The only mitigating factor about the bomb that detonated outside the Morgan Bank on Sept. 16, 1920, is that the technology for mass killing was less advanced. It was delivered in a horse-drawn carriage and thus was only lethal to the 38 people who had the tragic misfortune of being nearby when it detonated.
Nonetheless, it was as direct an act of terrorism as America could imagine, and The Bombing of Wall Street, a PBS American Experience documentary, dusts it off Tuesday at 9 p.m. ET (check local listings).
The bombing itself was never solved. There were suspects, but never any charges, and after the FBI made one final futile pass in 1944, it was consigned to the history books.
As cold cases go, however, this one reveals much about the tone and course of American thought. It would also hold considerable consequences for America’s future course.
Before, during, and in the immediate aftermath of World War I, America was deeply worried about threats to its basic tenets, like democracy and capitalism. The world felt restless, a sense heightened when Bolsheviks overthrew the Czar of Russia.
While America’s domestic radicals and anarchists never seized any actual power, they made people nervous. When someone mailed bombs to government officials and prominent business leaders, fear spiked.
The Bombing of Wall Street uses that rising fear as its launching point, which immediately brings it to A. Mitchell Palmer.
The ambitious Palmer was attorney general under President Woodrow Wilson and he initially positioned himself as a defender of civil liberties. America must permit free speech, he believed, even that which was widely viewed as aggressive and inflammatory.
In 1919, however, after a bomb went off on his doorstep (right), Palmer reversed course. He created the Radical Division at the Justice Department and began collecting information on tens of thousands of what he considered potential subversives.
In November 1919 he authorized the so-called Palmer Raids, in which 249 Russian immigrants were rounded up and summarily deported.
Positioning himself as the tough guy did not produce the result Palmer wanted, which was the 1920 Democratic presidential nomination.
It did, however, produce a result with arguably greater long-term consequences. The head of the Radical Division, a young J. Edgar Hoover, took the surveillance notion to heart and would later institutionalize it as head of the FBI.

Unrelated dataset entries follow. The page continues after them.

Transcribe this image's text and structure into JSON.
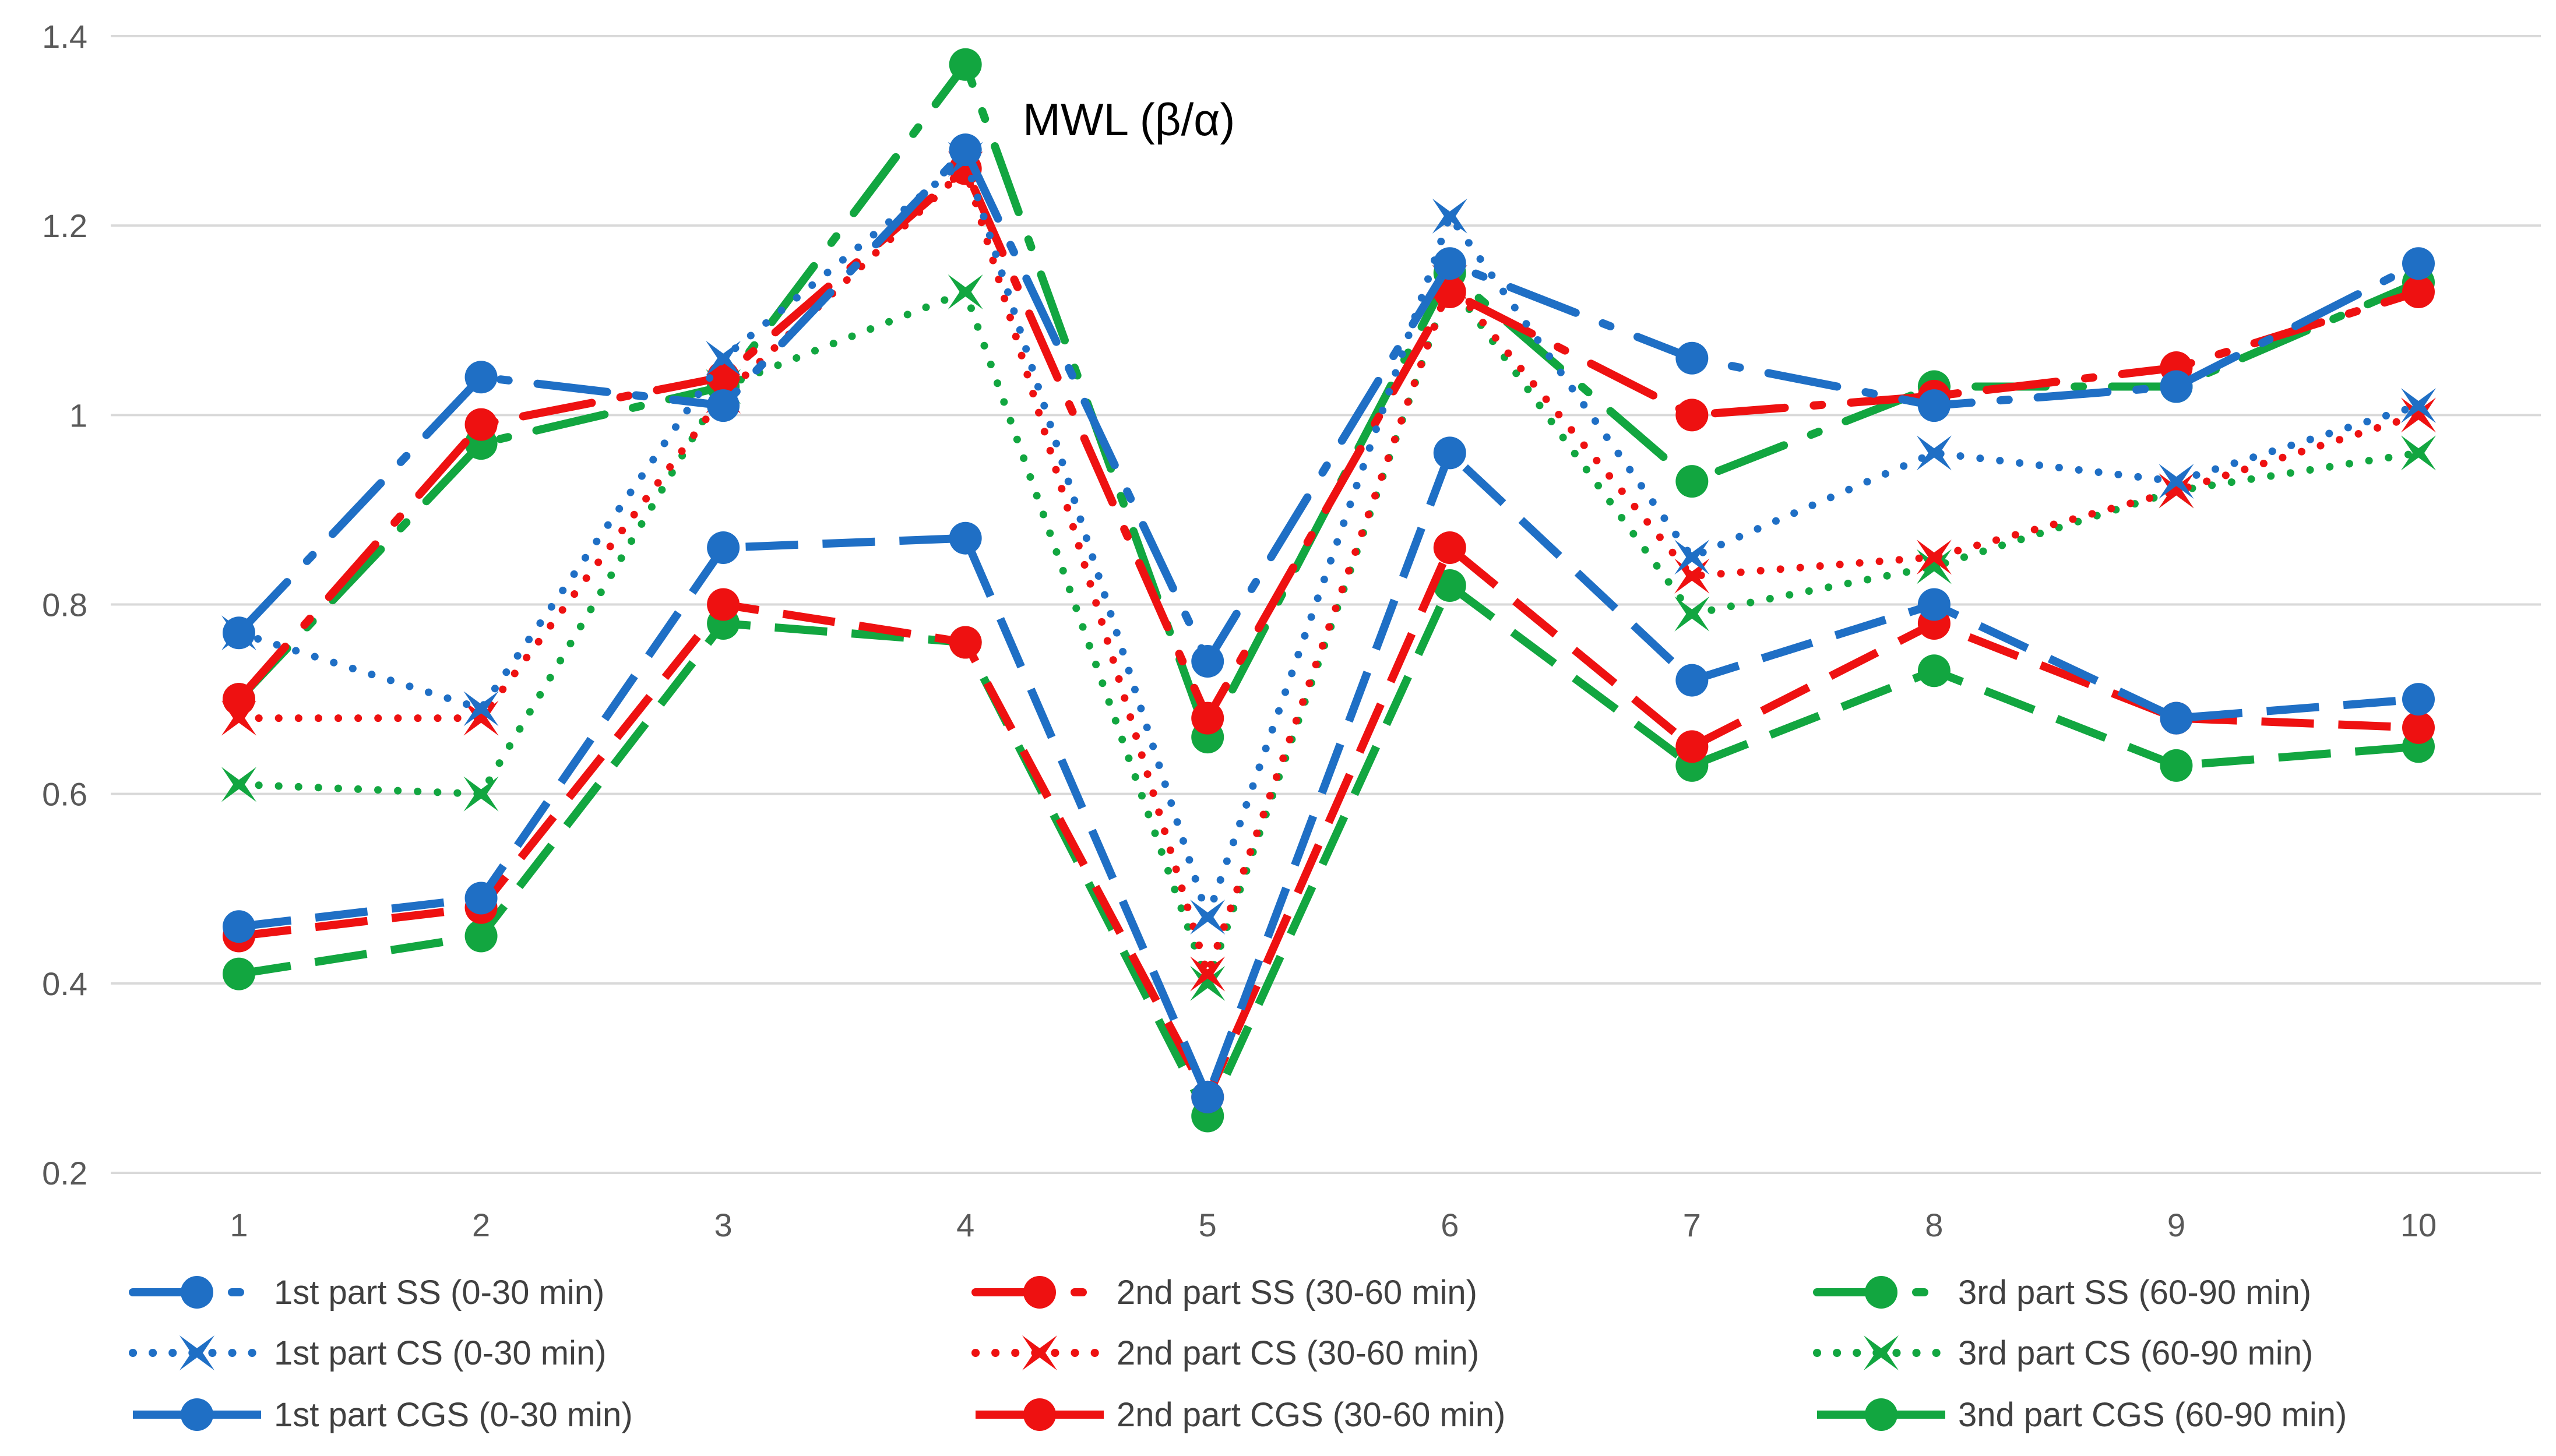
{
  "chart_data": {
    "type": "line",
    "title": "MWL (β/α)",
    "xlabel": "",
    "ylabel": "",
    "ylim": [
      0.2,
      1.4
    ],
    "yticks": [
      "0.2",
      "0.4",
      "0.6",
      "0.8",
      "1",
      "1.2",
      "1.4"
    ],
    "categories": [
      "1",
      "2",
      "3",
      "4",
      "5",
      "6",
      "7",
      "8",
      "9",
      "10"
    ],
    "grid": true,
    "legend_position": "bottom",
    "series": [
      {
        "name": "1st part SS (0-30 min)",
        "color": "#1F6FC5",
        "dash": "longdashdot",
        "marker": "circle",
        "values": [
          0.77,
          1.04,
          1.01,
          1.28,
          0.74,
          1.16,
          1.06,
          1.01,
          1.03,
          1.16
        ]
      },
      {
        "name": "1st part CS (0-30 min)",
        "color": "#1F6FC5",
        "dash": "dot",
        "marker": "arrow",
        "values": [
          0.77,
          0.69,
          1.06,
          1.27,
          0.47,
          1.21,
          0.85,
          0.96,
          0.93,
          1.01
        ]
      },
      {
        "name": "1st part CGS (0-30 min)",
        "color": "#1F6FC5",
        "dash": "dash",
        "marker": "circle",
        "values": [
          0.46,
          0.49,
          0.86,
          0.87,
          0.28,
          0.96,
          0.72,
          0.8,
          0.68,
          0.7
        ]
      },
      {
        "name": "2nd part SS (30-60 min)",
        "color": "#EE1111",
        "dash": "longdashdot",
        "marker": "circle",
        "values": [
          0.7,
          0.99,
          1.04,
          1.26,
          0.68,
          1.13,
          1.0,
          1.02,
          1.05,
          1.13
        ]
      },
      {
        "name": "2nd part CS (30-60 min)",
        "color": "#EE1111",
        "dash": "dot",
        "marker": "arrow",
        "values": [
          0.68,
          0.68,
          1.02,
          1.26,
          0.41,
          1.14,
          0.83,
          0.85,
          0.92,
          1.0
        ]
      },
      {
        "name": "2nd part CGS (30-60 min)",
        "color": "#EE1111",
        "dash": "dash",
        "marker": "circle",
        "values": [
          0.45,
          0.48,
          0.8,
          0.76,
          0.28,
          0.86,
          0.65,
          0.78,
          0.68,
          0.67
        ]
      },
      {
        "name": "3rd part SS (60-90 min)",
        "color": "#12A640",
        "dash": "longdashdot",
        "marker": "circle",
        "values": [
          0.7,
          0.97,
          1.03,
          1.37,
          0.66,
          1.15,
          0.93,
          1.03,
          1.03,
          1.14
        ]
      },
      {
        "name": "3rd part CS (60-90 min)",
        "color": "#12A640",
        "dash": "dot",
        "marker": "arrow",
        "values": [
          0.61,
          0.6,
          1.03,
          1.13,
          0.4,
          1.14,
          0.79,
          0.84,
          0.92,
          0.96
        ]
      },
      {
        "name": "3nd part CGS (60-90 min)",
        "color": "#12A640",
        "dash": "dash",
        "marker": "circle",
        "values": [
          0.41,
          0.45,
          0.78,
          0.76,
          0.26,
          0.82,
          0.63,
          0.73,
          0.63,
          0.65
        ]
      }
    ]
  }
}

If Palmer went after radicals partly as a political strategy, Hoover genuinely believed America needed to be protected from subversives, particularly communists, without regard for niceties like civil liberties.
In any case, whoever left that horse carriage on Wall Street did not advance his cause. Far from sparking any sort of uprising against heartless capitalism, the bombing led to a swift decline in any appeal radicalism might have held for the American masses.
Part of the reason, it’s probably safe to say, is that like most other terrorists, this bomber didn’t end up killing any real enemies.
The bomb was timed to detonate as workers were coming out into the streets for their lunch hour. But bank president J.P. Morgan Jr. wasn’t nipping out for a burger at the corner bistro. The people who died were mostly secretaries, clerks and others who had far more in common with the proletariat than with capitalist oppressors.
What was intended as a blow against the empire, then, quickly crystallized into a rather more pedestrian act of mass murder.
To the extent the Wall Street bombing is remembered at all today, that’s pretty much how. But the larger story is instructive enough that this American Experience is well worth the resurrection.